Lui increspò le palpebre, ma io insistetti.

– Così se uno dei due ha mentito, potremo dichiarare innocente la bionda. Beckley è stato abbandonato sulla strada con la gomma forata e in compagnia di un autostoppista. Il baule posteriore era aperto, il cric a terra e l’autostoppista aveva in mano la leva del cric. Sì, insomma, poteva anche averla in mano.

– E, come per miracolo, hanno riparato la gomma.

– È naturale che il pneumatico sia stato riparato. È passato di là qualcuno con una pompa. Che cosa fareste voi se aveste sulla macchina una pompa e vi capitasse di passare accanto a un automobilista in difficoltà?

– Che cosa farei?

– Gli prestereste la pompa e, una volta rigonfiato il pneumatico, quello vi ringrazierebbe, vi restituirebbe la vostra pompa e voi proseguireste per la vostra strada.
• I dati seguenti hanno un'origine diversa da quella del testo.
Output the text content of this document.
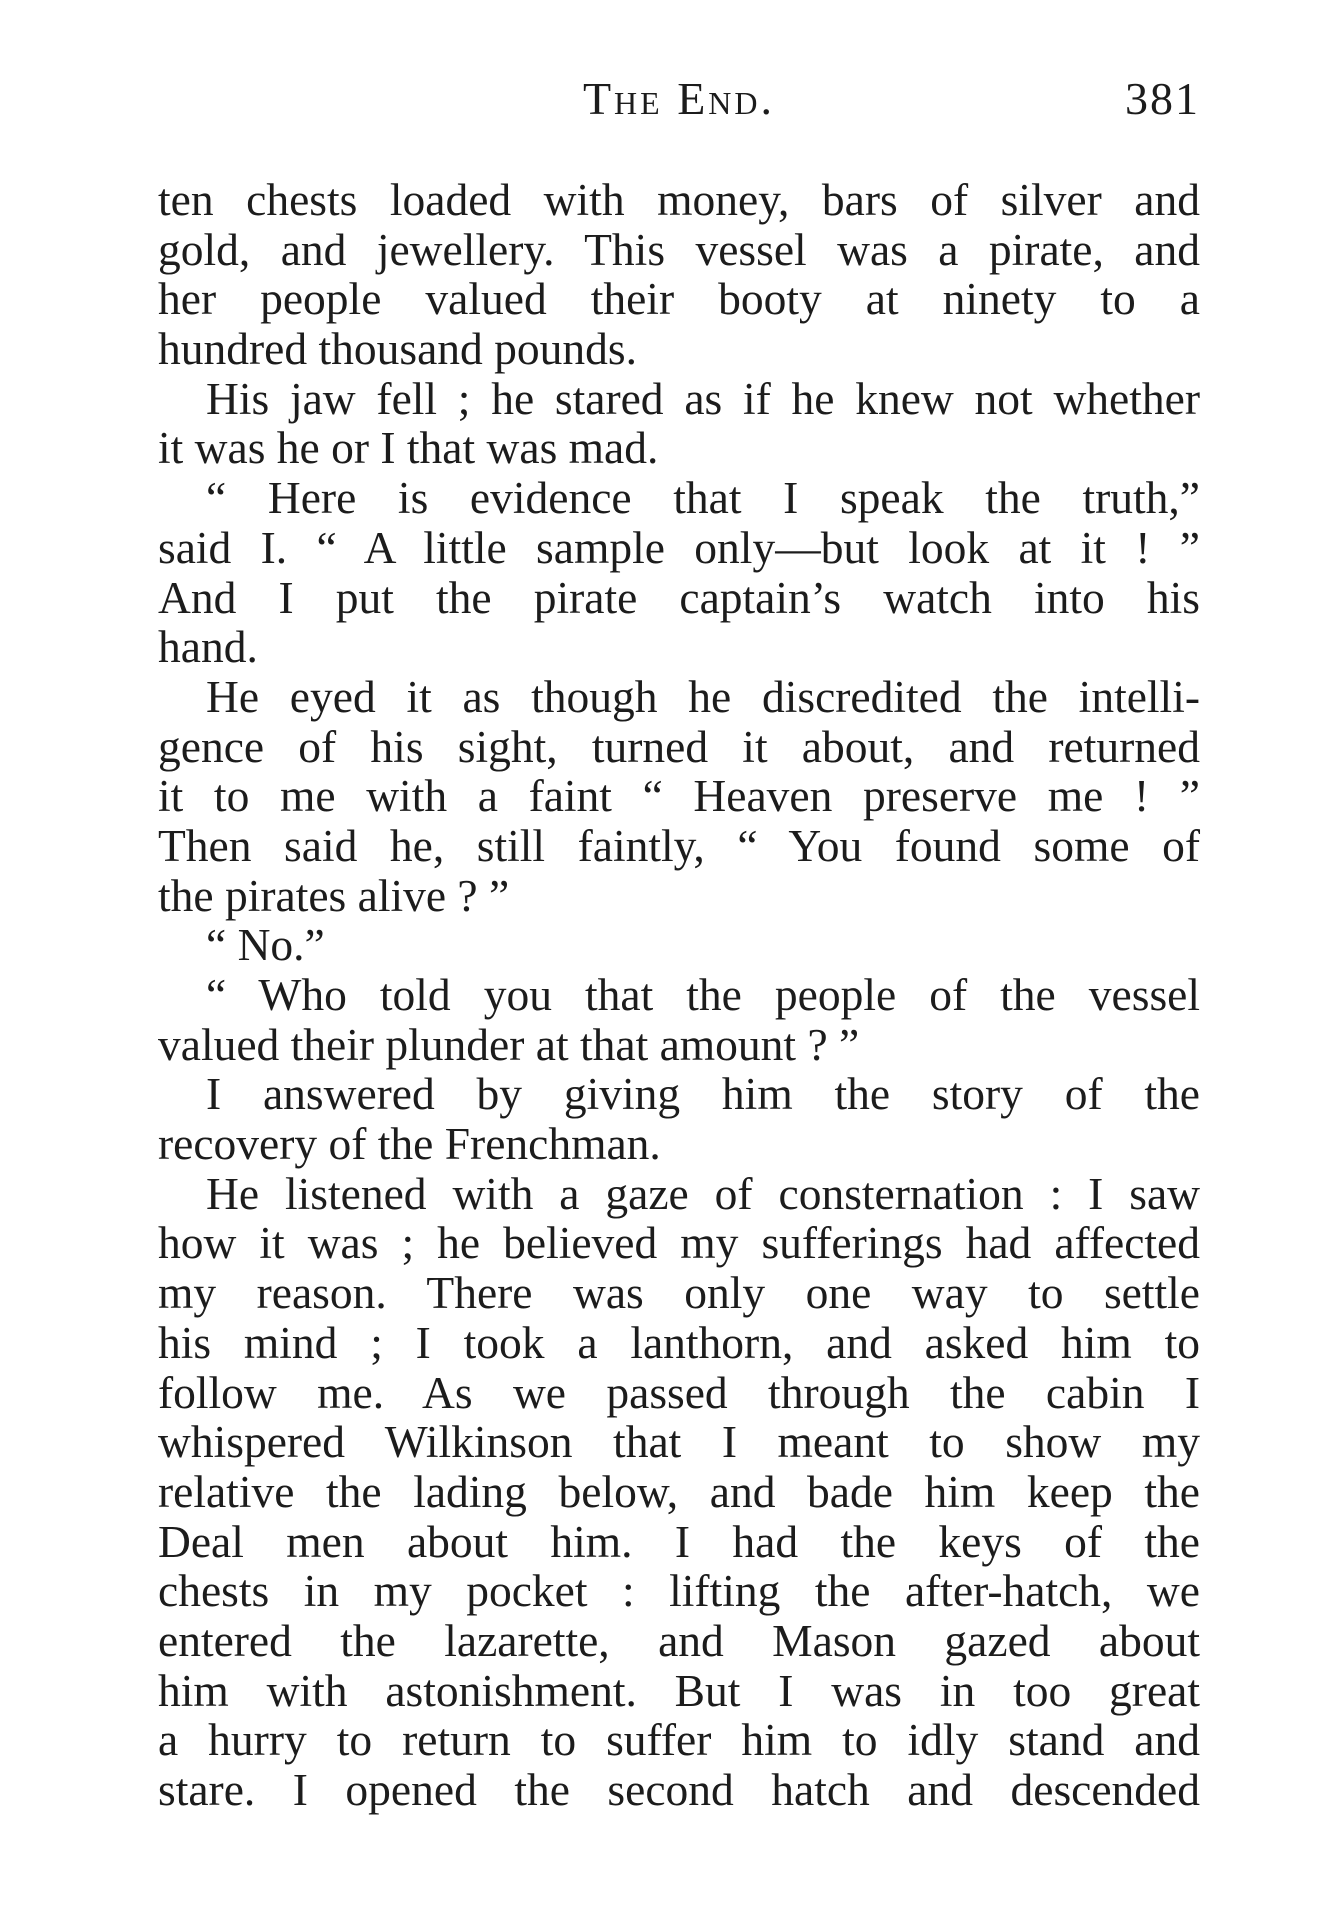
The End.	381
ten chests loaded with money, bars of silver and
gold, and jewellery. This vessel was a pirate, and
her people valued their booty at ninety to a
hundred thousand pounds.
His jaw fell ; he stared as if he knew not whether
it was he or I that was mad.
“ Here is evidence that I speak the truth,”
said I. “ A little sample only—but look at it ! ”
And I put the pirate captain’s watch into his
hand.
He eyed it as though he discredited the intelli-
gence of his sight, turned it about, and returned
it to me with a faint “ Heaven preserve me ! ”
Then said he, still faintly, “ You found some of
the pirates alive ? ”
“ No.”
“ Who told you that the people of the vessel
valued their plunder at that amount ? ”
I answered by giving him the story of the
recovery of the Frenchman.
He listened with a gaze of consternation : I saw
how it was ; he believed my sufferings had affected
my reason. There was only one way to settle
his mind ; I took a lanthorn, and asked him to
follow me. As we passed through the cabin I
whispered Wilkinson that I meant to show my
relative the lading below, and bade him keep the
Deal men about him. I had the keys of the
chests in my pocket : lifting the after-hatch, we
entered the lazarette, and Mason gazed about
him with astonishment. But I was in too great
a hurry to return to suffer him to idly stand and
stare. I opened the second hatch and descended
Non avreste alcun motivo di attendere che abbia cambiato la ruota, smontato il cric e riposto il tutto nel baule. Non vi pare?

– Avete ragione. Vado a telefonare. Avete qualche particolare preferenza, tra i due guardiani?

– Il più giovane dei due è guardiano al garage “Night & Day”. È tatuato e deve aver servito in Marina. Le pareti del suo sgabuzzino sono coperte di fotografie di donnine e di nudi. Se una bionda ben fatta...

– Ho capito. Prenderemo la macchina della verità.

Telefonò al tecnico. Ormai non ci restava altro che aspettare.

Il tecnico arrivò col suo apparecchio poco dopo mezzanotte e andammo tutti insieme al garage “Night & Day”. C’era lo stesso guardiano della notte prima. La porta non era chiusa. Non s’era ancora coricato. Seduto su una specie di sdraia, che s’era combinata da solo con una poltrona normale e alcune assi, stava ascoltando la radio. Mi riconobbe e mi strinse la mano. Gli presentai il vice-sceriffo e il tecnico. S’incaricò Harvey Clover d’interrogarlo.

– Vi ricordate il giorno cinque di questo mese? Diciamo piuttosto, la notte dal cinque al sei? Cerchiamo di avere informazioni su un soccorso stradale.

– Sì, signore.

– Come vi chiamate?

– Tom Alien.

– È venuto qualcuno a chiedervi il carro-soccorso?

– No, signore. Ne ho già parlato con quello là, l’investigatore. Gli ho detto che non ne sapevo nulla. Forse in quell’altro garage, ma qui da me, no di sicuro.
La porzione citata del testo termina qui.